Il territorio bresciano è ricco di rilievi con cime che raggiungono anche quote elevate. Oggi voglio portarti a fare un’escursione partendo dalle valli, di cui abbiamo parlato la volta scorsa, e salendo verso alcune vette.

Questa escursione è possibile grazie alla rubrica su Brescia dedicata ai colori, di cui siamo al terzo appuntamento. Se abbiamo già parlato del giallo e del verde, oggi scopriamo il marrone.

Monti a Brescia

Monte Guglielmo

Questo monte è il più caro a me perché è la mia stella polare. Quando esco di casa al mattino lo guardo per capirne il meteo, se sul Guglielmo c’è bel tempo oppure se ha nevicato. La sera quando rientro a casa mi indica la via da seguire. In estate mi diverto ad osservarlo al calar del sole per vedere il sole tramontare. La luce che, lentamente, abbandona la cima portando il buio.

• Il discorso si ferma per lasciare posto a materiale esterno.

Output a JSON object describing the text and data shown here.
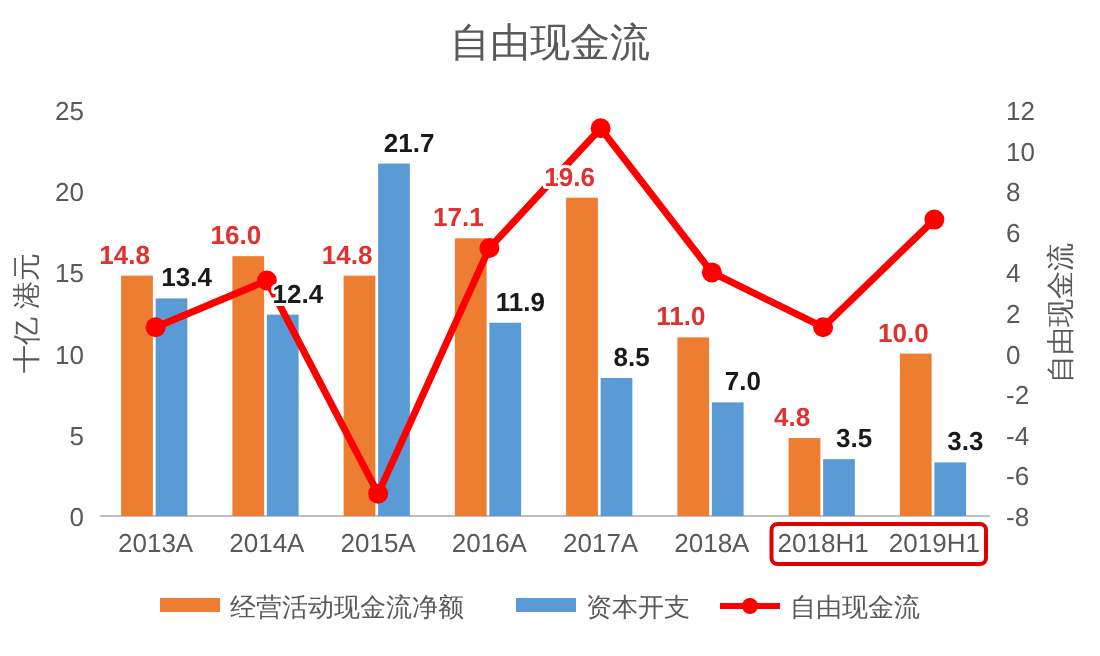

La cima raggiunge i 1957 mt slm e se la si raggiunge in giornate di luce tersa è possibile vedere verso nord la Presolana, verso est l’Adamello, verso ovest il Monte Bianco ed il Cervino e verso sud la Pianura Padana.

Il nome di questo monte non è legato a nessun personaggio, seppur lo si possa pensare. In passato era stato chiamato (in lombardo) Gölem, che significa “colmo, culmine” e poi erroneamente italianizzato in Guglielmo.

Il monte veglia e si prende cura della sua Val Trompia sovrastandola e volgendole lo sguardo protettore dall’alto fino al fondo della valle.
Il Monte Guglielmo è raggiungibile a piedi per mezzo di vari percorsi di durata dalle 2 alle 3 ore e che partono da Pezzoro, dalla Pontogna, da Caregno, dalla Val di Inzino, dalla Croce di Marone, da Zone.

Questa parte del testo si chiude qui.